George Soros, the billionaire speculator and philanthropist, has described it as the worst financial firestorm since the Great Depression, and we've every reason to believe him.
Yet that doesn't mean it is necessarily going to end in an equal economic implosion.
After another shocking day in stock markets yesterday, partially reversed on Wall Street later on as a result of a sudden fall in the oil price, Kevin Gardiner, equity strategist at HSBC, observed that there is no point in arguing with the market in this mood.
Despite corporate and economic fundamentals that are actually not that bad, if confidence in the financial system continues to erode at the present stomach-churning rate it will eventually bring the economy with it.
Markets are in danger of creating a self-fulfilling prophecy.
So far, the policy action taken in the US and elsewhere has failed to underpin confidence in our financial institutions in the manner intended.
Rumour, fear and hearsay continue to rule the roost.
For central bankers, it has been like spitting against the wind.
There are two ways it can go.
Either things will settle after a short and relatively mild downturn, and we'll eventually look back at what's occurred as just another of those temporary, and in some respects necessary, workouts that must always follow a period of excess.
Or it will turn into one of the really bad 40-year events with potentially catastrophic economic and political consequences lasting many years.
To believe the latter, you have to think of the global liquidity boom of the last 10 to 15 years as some kind of giant aberration, an unsustainable fool's paradise, or Ponzi-style merry-go-round, in which the Chinese and oil- producing nations of the Middle East bought duff debt from the Americans in exchange for the Americans buying duff products and hydrocarbons from them.
There may be some underlying truth in this assessment.
It has been a strange upside-down sort of world in which some of the poorest countries have in effect been financing the consumption of some of the richest, but it is also very probably mistaken.
Too many people have a vested interest in economic progress and development now to let it fail.
Obviously, this is a bad and scary banking crisis, made infinitely worse by the effect on consumption and economic growth of a soaring oil price, but, providing regulators and policymakers can get on top of it, it doesn't have to end in calamity.
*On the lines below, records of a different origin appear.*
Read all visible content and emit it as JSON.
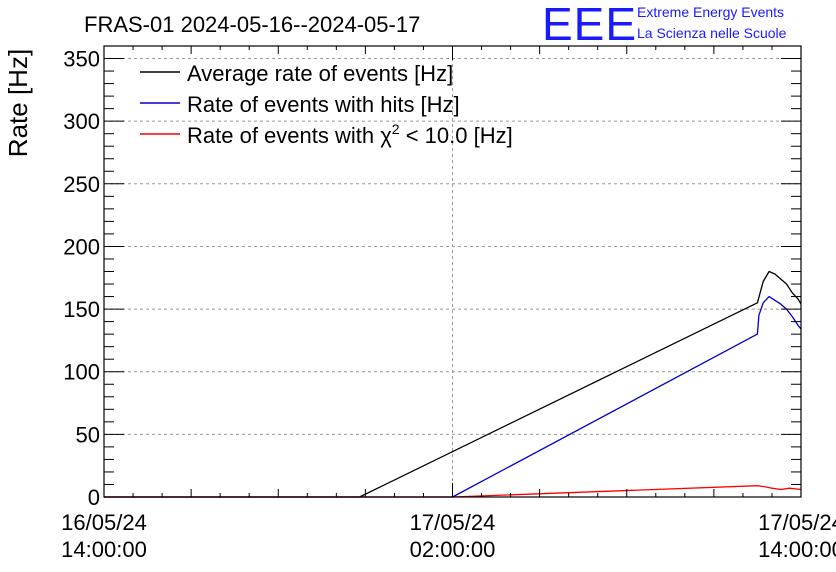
{
  "chart_data": {
    "type": "line",
    "title": "FRAS-01 2024-05-16--2024-05-17",
    "ylabel": "Rate [Hz]",
    "xlabel": "",
    "ylim": [
      0,
      360
    ],
    "xlim_hours": [
      0,
      24
    ],
    "grid": true,
    "legend_position": "top-left",
    "y_ticks": [
      0,
      50,
      100,
      150,
      200,
      250,
      300,
      350
    ],
    "x_ticks": [
      {
        "hour": 0,
        "date": "16/05/24",
        "time": "14:00:00"
      },
      {
        "hour": 12,
        "date": "17/05/24",
        "time": "02:00:00"
      },
      {
        "hour": 24,
        "date": "17/05/24",
        "time": "14:00:00"
      }
    ],
    "series": [
      {
        "name": "Average rate of events [Hz]",
        "color": "#000000",
        "points": [
          [
            0,
            0
          ],
          [
            8.8,
            0
          ],
          [
            22.5,
            155
          ],
          [
            22.7,
            172
          ],
          [
            22.9,
            180
          ],
          [
            23.1,
            178
          ],
          [
            23.3,
            174
          ],
          [
            23.5,
            170
          ],
          [
            23.7,
            163
          ],
          [
            23.9,
            158
          ],
          [
            24,
            154
          ]
        ]
      },
      {
        "name": "Rate of events with hits [Hz]",
        "color": "#0000cc",
        "points": [
          [
            0,
            0
          ],
          [
            12,
            0
          ],
          [
            22.5,
            130
          ],
          [
            22.55,
            145
          ],
          [
            22.7,
            155
          ],
          [
            22.9,
            160
          ],
          [
            23.1,
            157
          ],
          [
            23.3,
            154
          ],
          [
            23.5,
            150
          ],
          [
            23.7,
            144
          ],
          [
            23.9,
            137
          ],
          [
            24,
            134
          ]
        ]
      },
      {
        "name": "Rate of events with χ² < 10.0 [Hz]",
        "legend_main": "Rate of events with ",
        "legend_chi": "χ",
        "legend_sup": "2",
        "legend_tail": " < 10.0 [Hz]",
        "color": "#ff0000",
        "points": [
          [
            0,
            0
          ],
          [
            12,
            0
          ],
          [
            22.5,
            9
          ],
          [
            22.8,
            8
          ],
          [
            23.0,
            7
          ],
          [
            23.3,
            6
          ],
          [
            23.6,
            7
          ],
          [
            24,
            6
          ]
        ]
      }
    ]
  },
  "logo": {
    "text": "EEE",
    "line1": "Extreme Energy Events",
    "line2": "La Scienza nelle Scuole"
  }
}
The stock market seems to be approaching some kind of denouement. What happens in the next few weeks might be critical.
One thing seems clear - the rumour-mongering has to stop.
Christopher Cox, the chairman of the Securities and Exchange Commission, is absolutely right to announce a crackdown on short- selling of bank stocks and the spreading of false information.
For the sake of a big fat profit, the speculators threaten to bring the West's financial system to its knees.
If it tips over, it won't be them that suffer.
Economic pain is always felt most acutely by the poorest.